La Fédération protestante de France a indiqué que les questions de préservation du patrimoine cultuel protestant ne s'étaient pas vraiment présentées jusqu'à présent. Le Consistoire central israélite a, pour sa part, jugé nécessaire de distinguer la situation entre les zones dans lesquelles la communauté juive s'est considérablement réduite - soit après la Seconde Guerre mondiale (Alsace-Lorraine, Normandie), soit du fait d'une montée de l'antisémitisme (Seine-Saint-Denis) - et les autres zones, en particulier en milieu urbain, où la communauté juive, au contraire, se développe, entraînant la construction de nouveaux édifices.

Le Consistoire central israélite de France et la Fédération protestante de France indiquent pouvoir aujourd'hui compter sur un soutien financier fort de la communauté de fidèles . Les nouvelles règles relatives au fonctionnement des associations cultuelles résultant de la loi du 24 août 2021 confortant le respect des principes de la République leur font cependant craindre de potentielles difficultés pour lever des fonds pour des motifs autres que cultuels dans les années à venir.

Le culte juif et le culte protestant n'accordent par ailleurs pas la même dimension sacrée à leurs édifices de culte que le culte catholique . Pour les protestants, le temple est un abri destiné à faciliter la célébration du culte.
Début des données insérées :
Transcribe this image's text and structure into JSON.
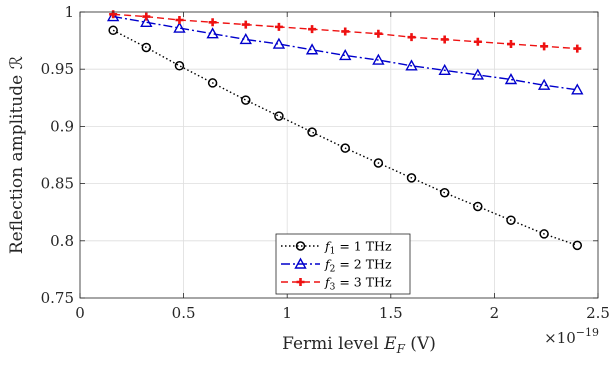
{
  "chart_data": {
    "type": "line",
    "xlabel": "Fermi level E_F (V)",
    "xlabel_parts": {
      "text": "Fermi level ",
      "var": "E",
      "sub": "F",
      "unit": " (V)"
    },
    "ylabel": "Reflection amplitude ℛ",
    "x_exponent_label": {
      "base": "×10",
      "exp": "−19"
    },
    "xlim": [
      0,
      2.5
    ],
    "ylim": [
      0.75,
      1.0
    ],
    "xticks": [
      0,
      0.5,
      1,
      1.5,
      2,
      2.5
    ],
    "xtick_labels": [
      "0",
      "0.5",
      "1",
      "1.5",
      "2",
      "2.5"
    ],
    "yticks": [
      0.75,
      0.8,
      0.85,
      0.9,
      0.95,
      1.0
    ],
    "ytick_labels": [
      "0.75",
      "0.8",
      "0.85",
      "0.9",
      "0.95",
      "1"
    ],
    "grid": true,
    "legend_position": "bottom-center",
    "x": [
      0.16,
      0.32,
      0.48,
      0.64,
      0.8,
      0.96,
      1.12,
      1.28,
      1.44,
      1.6,
      1.76,
      1.92,
      2.08,
      2.24,
      2.4
    ],
    "series": [
      {
        "name": "f1 = 1 THz",
        "label_parts": {
          "var": "f",
          "sub": "1",
          "rest": " = 1 THz"
        },
        "color": "#000000",
        "line_style": "dotted",
        "marker": "circle",
        "values": [
          0.984,
          0.969,
          0.953,
          0.938,
          0.923,
          0.909,
          0.895,
          0.881,
          0.868,
          0.855,
          0.842,
          0.83,
          0.818,
          0.806,
          0.796
        ]
      },
      {
        "name": "f2 = 2 THz",
        "label_parts": {
          "var": "f",
          "sub": "2",
          "rest": " = 2 THz"
        },
        "color": "#0000cc",
        "line_style": "dashdot",
        "marker": "triangle",
        "values": [
          0.996,
          0.991,
          0.986,
          0.981,
          0.976,
          0.972,
          0.967,
          0.962,
          0.958,
          0.953,
          0.949,
          0.945,
          0.941,
          0.936,
          0.932
        ]
      },
      {
        "name": "f3 = 3 THz",
        "label_parts": {
          "var": "f",
          "sub": "3",
          "rest": " = 3 THz"
        },
        "color": "#ee1111",
        "line_style": "dashed",
        "marker": "plus",
        "values": [
          0.998,
          0.996,
          0.993,
          0.991,
          0.989,
          0.987,
          0.985,
          0.983,
          0.981,
          0.978,
          0.976,
          0.974,
          0.972,
          0.97,
          0.968
        ]
      }
    ]
  }
}
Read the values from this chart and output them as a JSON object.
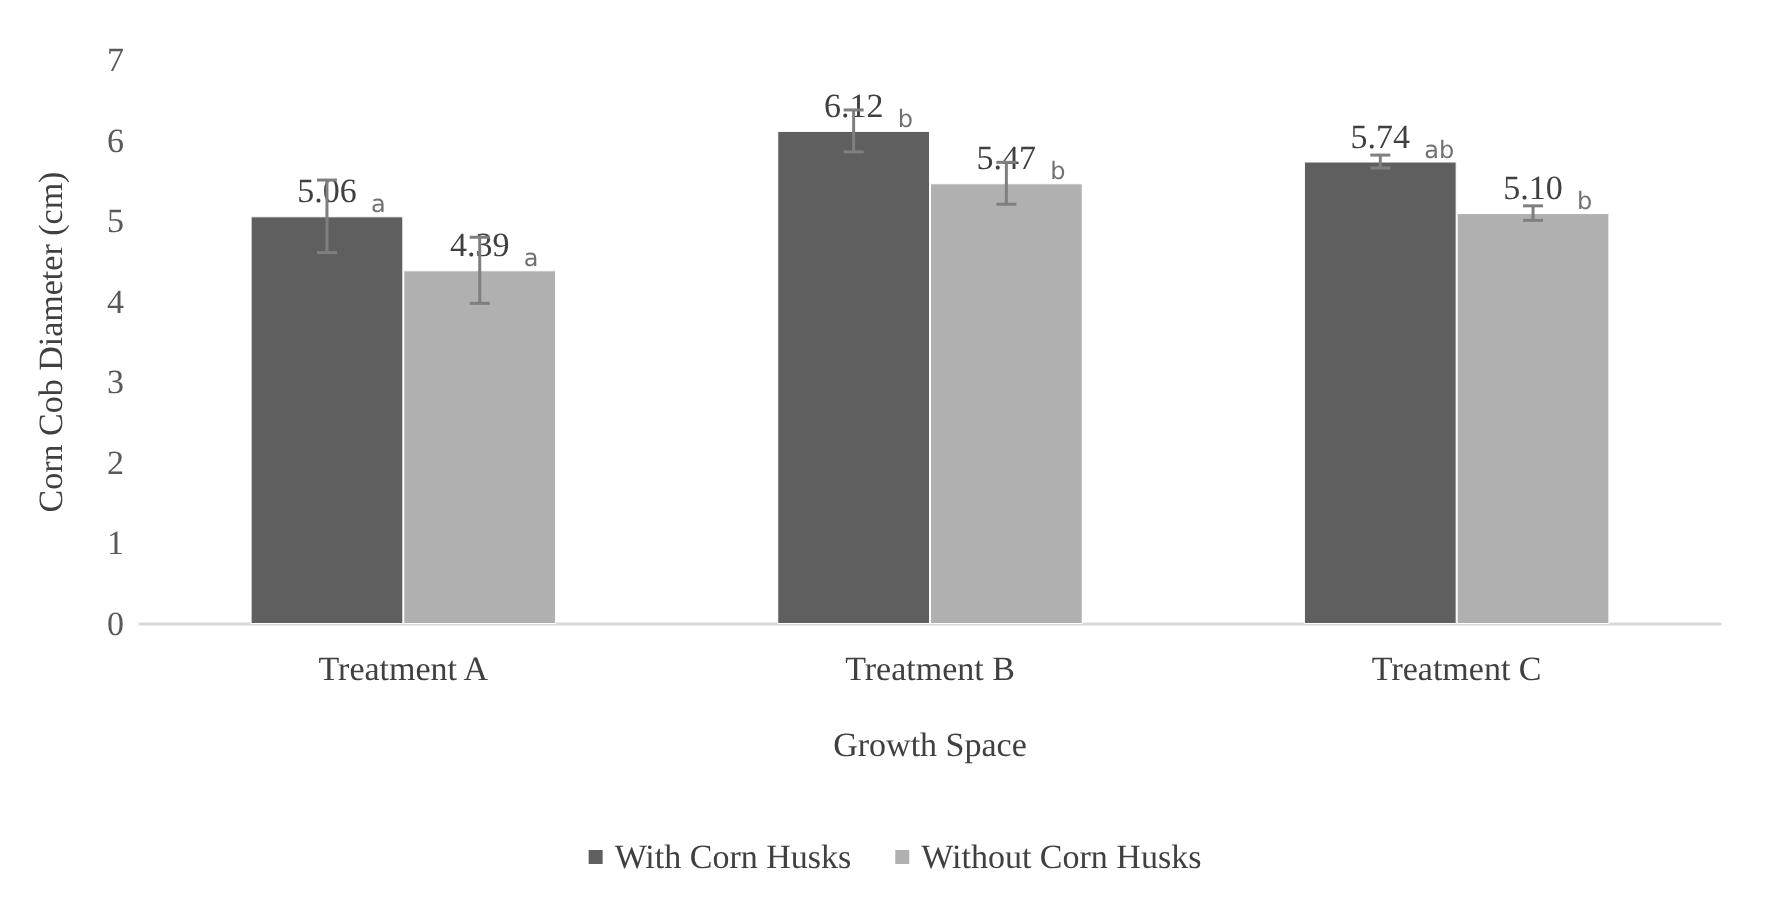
{
  "chart_data": {
    "type": "bar",
    "xlabel": "Growth Space",
    "ylabel": "Corn Cob Diameter (cm)",
    "categories": [
      "Treatment A",
      "Treatment B",
      "Treatment C"
    ],
    "series": [
      {
        "name": "With Corn Husks",
        "color": "#5f5f5f",
        "values": [
          5.06,
          6.12,
          5.74
        ],
        "errors": [
          0.45,
          0.26,
          0.08
        ],
        "value_labels": [
          "5.06",
          "6.12",
          "5.74"
        ]
      },
      {
        "name": "Without Corn Husks",
        "color": "#b0b0b0",
        "values": [
          4.39,
          5.47,
          5.1
        ],
        "errors": [
          0.41,
          0.26,
          0.09
        ],
        "value_labels": [
          "4.39",
          "5.47",
          "5.10"
        ]
      }
    ],
    "ylim": [
      0,
      7
    ],
    "yticks": [
      0,
      1,
      2,
      3,
      4,
      5,
      6,
      7
    ],
    "grid": false,
    "legend": "bottom",
    "annotations": [
      "a",
      "a",
      "b",
      "b",
      "ab",
      "b"
    ]
  }
}
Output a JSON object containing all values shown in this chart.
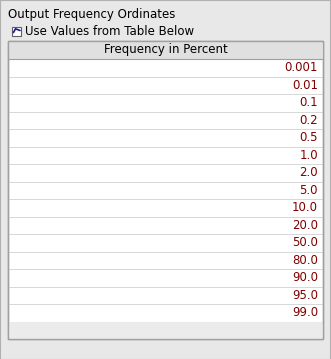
{
  "title": "Output Frequency Ordinates",
  "checkbox_label": "Use Values from Table Below",
  "col_header": "Frequency in Percent",
  "values": [
    "0.001",
    "0.01",
    "0.1",
    "0.2",
    "0.5",
    "1.0",
    "2.0",
    "5.0",
    "10.0",
    "20.0",
    "50.0",
    "80.0",
    "90.0",
    "95.0",
    "99.0"
  ],
  "panel_bg": "#e8e8e8",
  "table_bg": "#ffffff",
  "header_bg": "#e0e0e0",
  "border_color": "#a0a0a0",
  "title_color": "#000000",
  "header_text_color": "#000000",
  "value_text_color": "#800000",
  "font_size": 8.5,
  "header_font_size": 8.5,
  "title_font_size": 8.5,
  "panel_border_color": "#b0b0b0"
}
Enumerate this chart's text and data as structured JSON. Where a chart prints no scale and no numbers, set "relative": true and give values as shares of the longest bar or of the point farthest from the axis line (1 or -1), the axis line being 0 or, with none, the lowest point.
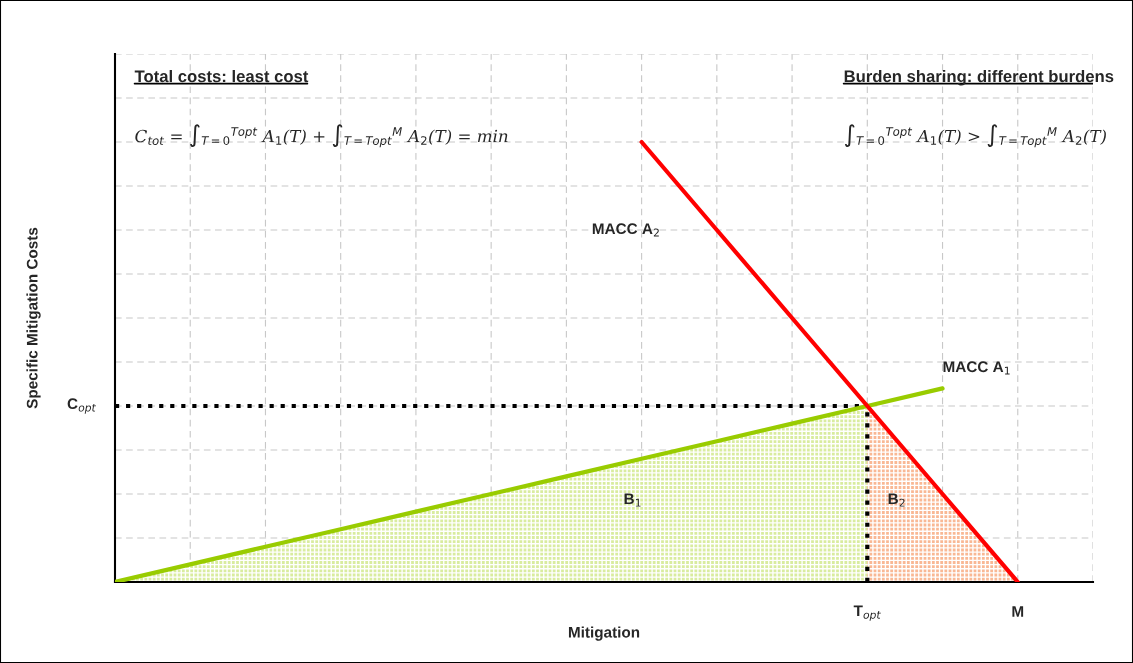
{
  "chart_data": {
    "type": "line",
    "relative": true,
    "xlabel": "Mitigation",
    "ylabel": "Specific Mitigation Costs",
    "categories": [
      null,
      null,
      null,
      null,
      null,
      null,
      null,
      null,
      null,
      null,
      "T$_{opt}$",
      null,
      "M"
    ],
    "series": [
      {
        "type": "area",
        "color": "#d9ec9f",
        "values": [
          0,
          0.04,
          0.08,
          0.12,
          0.16,
          0.2,
          0.24,
          0.28,
          0.32,
          0.36,
          0.4,
          null,
          null
        ]
      },
      {
        "type": "area",
        "color": "#f9b894",
        "values": [
          null,
          null,
          null,
          null,
          null,
          null,
          null,
          null,
          null,
          null,
          0.4,
          0.2,
          0
        ]
      },
      {
        "name": "MACC A$_{1}$",
        "color": "#99cc00",
        "values": [
          0,
          0.04,
          0.08,
          0.12,
          0.16,
          0.2,
          0.24,
          0.28,
          0.32,
          0.36,
          0.4,
          0.44,
          null
        ]
      },
      {
        "name": "MACC A$_{2}$",
        "color": "#ff0000",
        "values": [
          null,
          null,
          null,
          null,
          null,
          null,
          null,
          1.0,
          0.8,
          0.6,
          0.4,
          0.2,
          0
        ]
      }
    ],
    "ref_lines": [
      {
        "axis": "y",
        "value": 0.4,
        "label": "C$_{opt}$",
        "color": "#000000",
        "line_style": "dotted"
      },
      {
        "axis": "x",
        "value": "T$_{opt}$",
        "color": "#000000",
        "line_style": "dotted"
      }
    ],
    "annotations": [
      "Total costs: least cost",
      "C$_{tot}$ = ∫$_{T=0}$$^{Topt}$ A$_{1}$(T) + ∫$_{T=Topt}$$^{M}$ A$_{2}$(T) = min",
      "Burden sharing: different burdens",
      "∫$_{T=0}$$^{Topt}$ A$_{1}$(T) > ∫$_{T=Topt}$$^{M}$ A$_{2}$(T)",
      "B$_{1}$",
      "B$_{2}$"
    ],
    "grid": true,
    "legend": false,
    "marker": "none",
    "line_style": "solid"
  }
}
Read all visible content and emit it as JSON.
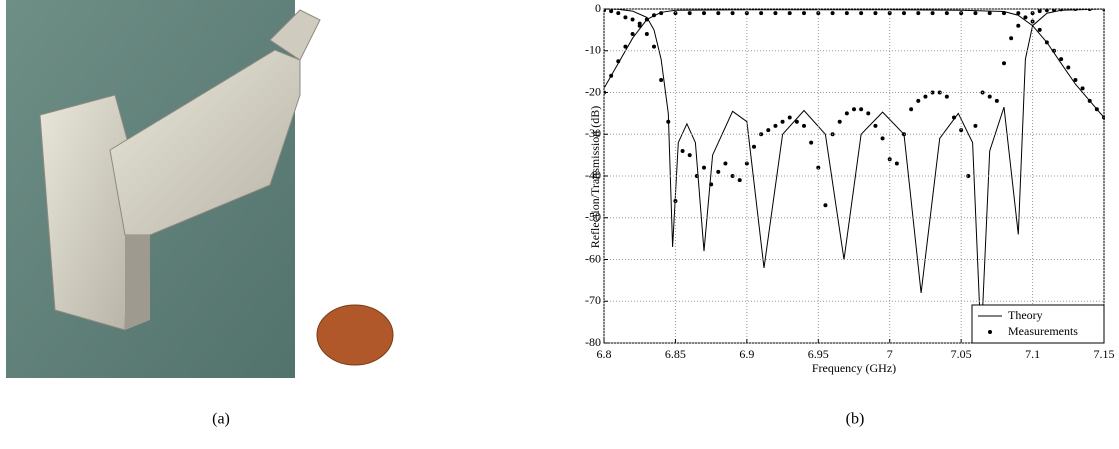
{
  "captions": [
    "(a)",
    "(b)"
  ],
  "chart_data": {
    "type": "line",
    "xlabel": "Frequency (GHz)",
    "ylabel": "Reflection/Transmission (dB)",
    "xlim": [
      6.8,
      7.15
    ],
    "xticks": [
      6.8,
      6.85,
      6.9,
      6.95,
      7,
      7.05,
      7.1,
      7.15
    ],
    "ylim": [
      -80,
      0
    ],
    "yticks": [
      -80,
      -70,
      -60,
      -50,
      -40,
      -30,
      -20,
      -10,
      0
    ],
    "grid": true,
    "legend": "lower right",
    "series": [
      {
        "name": "Theory",
        "mode": "line",
        "color": "#000000",
        "x": [
          6.8,
          6.81,
          6.82,
          6.83,
          6.84,
          6.85,
          6.9,
          7.0,
          7.05,
          7.08,
          7.09,
          7.1,
          7.11,
          7.12,
          7.13,
          7.14,
          7.15,
          null,
          6.8,
          6.81,
          6.82,
          6.83,
          6.835,
          6.84,
          6.845,
          6.848,
          6.852,
          6.858,
          6.864,
          6.87,
          6.876,
          6.89,
          6.9,
          6.912,
          6.925,
          6.94,
          6.955,
          6.968,
          6.98,
          6.995,
          7.01,
          7.022,
          7.035,
          7.048,
          7.058,
          7.064,
          7.07,
          7.08,
          7.09,
          7.095,
          7.1,
          7.11,
          7.12,
          7.15
        ],
        "values": [
          -19,
          -13,
          -7,
          -2.5,
          -0.8,
          -0.3,
          -0.2,
          -0.2,
          -0.3,
          -0.6,
          -1.5,
          -4,
          -8,
          -13,
          -18,
          -22,
          -26,
          null,
          0,
          -0.1,
          -0.5,
          -2,
          -5,
          -12,
          -25,
          -57,
          -32,
          -27.5,
          -32,
          -58,
          -35,
          -24.5,
          -27,
          -62,
          -30,
          -24.3,
          -30,
          -60,
          -30,
          -24.7,
          -30,
          -68,
          -31,
          -25,
          -32,
          -80,
          -34,
          -23.5,
          -54,
          -12,
          -4,
          -1,
          -0.3,
          0
        ]
      },
      {
        "name": "Measurements",
        "mode": "markers",
        "color": "#000000",
        "x": [
          6.8,
          6.805,
          6.81,
          6.815,
          6.82,
          6.825,
          6.83,
          6.835,
          6.84,
          6.85,
          6.86,
          6.87,
          6.88,
          6.89,
          6.9,
          6.91,
          6.92,
          6.93,
          6.94,
          6.95,
          6.96,
          6.97,
          6.98,
          6.99,
          7.0,
          7.01,
          7.02,
          7.03,
          7.04,
          7.05,
          7.06,
          7.07,
          7.08,
          7.09,
          7.1,
          7.105,
          7.11,
          7.115,
          7.12,
          7.125,
          7.13,
          7.135,
          7.14,
          7.145,
          7.15,
          6.8,
          6.805,
          6.81,
          6.815,
          6.82,
          6.825,
          6.83,
          6.835,
          6.84,
          6.845,
          6.85,
          6.855,
          6.86,
          6.865,
          6.87,
          6.875,
          6.88,
          6.885,
          6.89,
          6.895,
          6.9,
          6.905,
          6.91,
          6.915,
          6.92,
          6.925,
          6.93,
          6.935,
          6.94,
          6.945,
          6.95,
          6.955,
          6.96,
          6.965,
          6.97,
          6.975,
          6.98,
          6.985,
          6.99,
          6.995,
          7.0,
          7.005,
          7.01,
          7.015,
          7.02,
          7.025,
          7.03,
          7.035,
          7.04,
          7.045,
          7.05,
          7.055,
          7.06,
          7.065,
          7.07,
          7.075,
          7.08,
          7.085,
          7.09,
          7.095,
          7.1,
          7.105,
          7.11,
          7.115,
          7.12,
          7.13,
          7.14,
          7.15
        ],
        "values": [
          -20,
          -16,
          -12.5,
          -9,
          -6,
          -4,
          -2.5,
          -1.5,
          -1,
          -1,
          -1,
          -1,
          -1,
          -1,
          -1,
          -1,
          -1,
          -1,
          -1,
          -1,
          -1,
          -1,
          -1,
          -1,
          -1,
          -1,
          -1,
          -1,
          -1,
          -1,
          -1,
          -1,
          -1,
          -1,
          -3,
          -5,
          -8,
          -10,
          -12,
          -14,
          -17,
          -19,
          -22,
          -24,
          -26,
          -0.3,
          -0.5,
          -1,
          -2,
          -2.5,
          -3.5,
          -6,
          -9,
          -17,
          -27,
          -46,
          -34,
          -35,
          -40,
          -38,
          -42,
          -39,
          -37,
          -40,
          -41,
          -37,
          -33,
          -30,
          -29,
          -28,
          -27,
          -26,
          -27,
          -28,
          -32,
          -38,
          -47,
          -30,
          -27,
          -25,
          -24,
          -24,
          -25,
          -28,
          -31,
          -36,
          -37,
          -30,
          -24,
          -22,
          -21,
          -20,
          -20,
          -21,
          -26,
          -29,
          -40,
          -28,
          -20,
          -21,
          -22,
          -13,
          -7,
          -4,
          -2,
          -1,
          -0.5,
          -0.3,
          -0.2,
          -0.1,
          0,
          0,
          0
        ]
      }
    ]
  }
}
Quant aux synagogues, elles sont aujourd'hui de plus en plus fréquemment adossées à des centres communautaires abritant différentes activités. La co-activité règne donc très largement dans ces édifices.

2. Des menaces à anticiper sans tarder

Ce bilan plutôt rassurant ne doit pas occulter les menaces qui pèsent sur la préservation du patrimoine religieux. Beaucoup d'édifices sont peu utilisés ; leur architecture est de moins en moins adaptée au niveau de la fréquentation et rend compliqué leur équipement aux besoins actuels du culte et des fidèles.

Jusqu'ici, les ventes ou démolitions d'édifices cultuels sont restées marginales . Dans une étude parue en 2017, la Conférence des évêques de France comptabilisait 255 églises communales ou diocésaines désaffectées ou vendues depuis 1905 (soit 0,6 % du total des églises et chapelles) pour 1 886 églises construites par les diocèses depuis cette même date. Les réticences en France à désaffecter les édifices cultuels sont encore vives. Cette décision est encore vécue de manière douloureuse par l'affectataire, par les maires, comme par les habitants.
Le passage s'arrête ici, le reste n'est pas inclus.